Prior Authorization

Prior authorization is required to see out-of-network providers, with the exception of emergency services. To submit a request for prior authorization providers may:

  • Call the prior authorization line at 1-877-375-4460 (*for behavioral health requests call 1-866-588-0219);
  • Have your provider fill out this form for prior authorization requests (PDF) and fax it to 1-833-512-1700 (for behavioral health requests, fax to 1-855-396-5750).

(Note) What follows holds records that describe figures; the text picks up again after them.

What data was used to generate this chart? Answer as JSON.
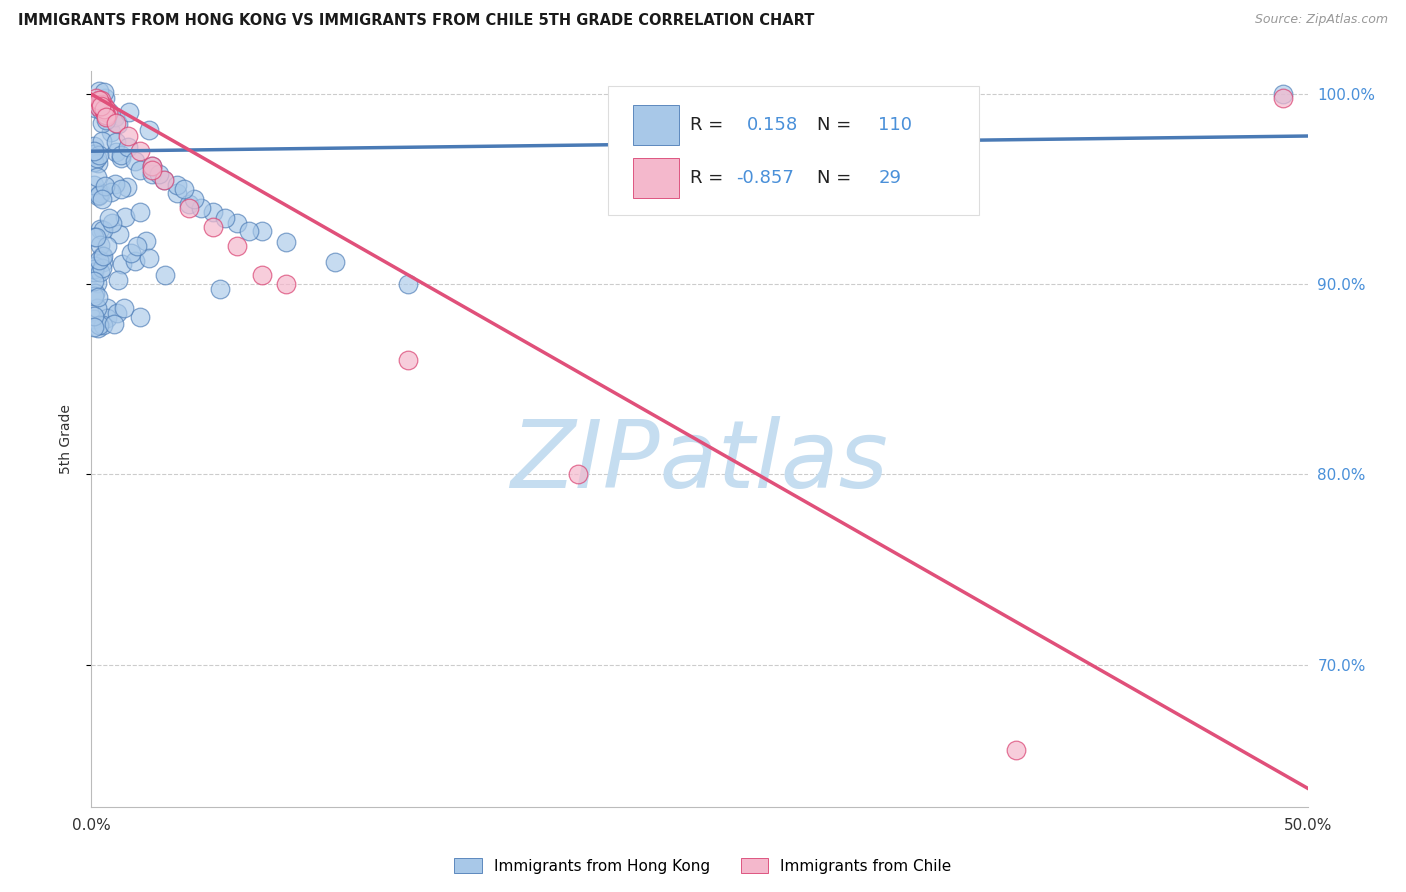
{
  "title": "IMMIGRANTS FROM HONG KONG VS IMMIGRANTS FROM CHILE 5TH GRADE CORRELATION CHART",
  "source": "Source: ZipAtlas.com",
  "ylabel": "5th Grade",
  "xmin": 0.0,
  "xmax": 0.5,
  "ymin": 0.625,
  "ymax": 1.012,
  "ytick_vals": [
    1.0,
    0.9,
    0.8,
    0.7
  ],
  "ytick_labels": [
    "100.0%",
    "90.0%",
    "80.0%",
    "70.0%"
  ],
  "xtick_vals": [
    0.0,
    0.1,
    0.2,
    0.3,
    0.4,
    0.5
  ],
  "xtick_labels": [
    "0.0%",
    "",
    "",
    "",
    "",
    "50.0%"
  ],
  "hk_R": 0.158,
  "hk_N": 110,
  "chile_R": -0.857,
  "chile_N": 29,
  "hk_face_color": "#a8c8e8",
  "hk_edge_color": "#4a7ab5",
  "hk_line_color": "#4a7ab5",
  "chile_face_color": "#f4b8cc",
  "chile_edge_color": "#d94070",
  "chile_line_color": "#e0507a",
  "watermark": "ZIPatlas",
  "watermark_color": "#c5ddf0",
  "legend_num_color": "#4a90d9",
  "right_axis_color": "#4a90d9"
}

Services that require prior authorization by First Choice VIP Care (D-SNP)**

  • Elective or non-emergent air ambulance transportation.
  • All out-of-network services (excluding emergency services).
  • In-patient services:
    • All in-patient hospital admissions, including medical, surgical, skilled nursing, and rehabilitation.
    • Obstetrical admissions and newborn deliveries exceeding 48 hours after vaginal delivery and 96 hours after Caesarean sections.
    • Inpatient diabetes programs and supplies.
    • In-patient medical detoxification.
    • Elective transfers for inpatient and/or outpatient services between acute care facilities.
  • Certain outpatient diagnostic tests.
  • Home health.
  • Therapy and related services.
    • Speech therapy, occupational therapy, and physical therapy provided in a home or outpatient setting after the first visit per therapy discipline or type.
    • Cardiac and pulmonary rehabilitation.
  • Transplants, including transplant evaluations.
  • All durable medical equipment (DME) rentals and rent-to-purchase items.
  • DME, medical supply, and prosthetic device purchases.
  • Hyperbaric oxygen.
  • Religious non-medical health care institutions (RNHCIs).
  • Medications: 17-P and all infusion or injectable medications listed on the Medicare Professional Fee Schedule; infusion or injectable medications not listed on the Medicare Professional Fee Schedule are not covered by First Choice VIP Care.
  • Surgical services that may be considered cosmetic, including but not limited to:
    • Blepharoplasty.
    • Mastectomy for gynecomastia.
    • Mastopexy.
    • Maxillofacial.
    • Panniculectomy.
    • Penile prosthesis.
    • Plastic surgery or cosmetic dermatology.
    • Reduction mammoplasty.
    • Septoplasty.
  • Cochlear implantation.
  • Gastric bypass or vertical band gastroplasty.
  • Hysterectomy.
  • Pain management — external infusion pumps, spinal cord neurostimulators, implantable infusion pumps, radiofrequency ablation and injections or nerve blocks.
  • Radiology outpatient services:
    • Computed tomography (CT) scan.
    • Positron emission tomography (PET) scan.
    • Magnetic resonance imaging (MRI).
    • Magnetic resonance angiography (MRA).
    • Magnetic resonance spectroscopy (MRS).
    • Single-photon emission computed tomography (SPECT) scan.
    • Nuclear cardiac imaging.
  • All miscellaneous, unlisted, or not otherwise specified codes.
  • All services that may be considered experimental and/or investigational.

**All requests for services are subject to Medicare coverage guidelines and limitations.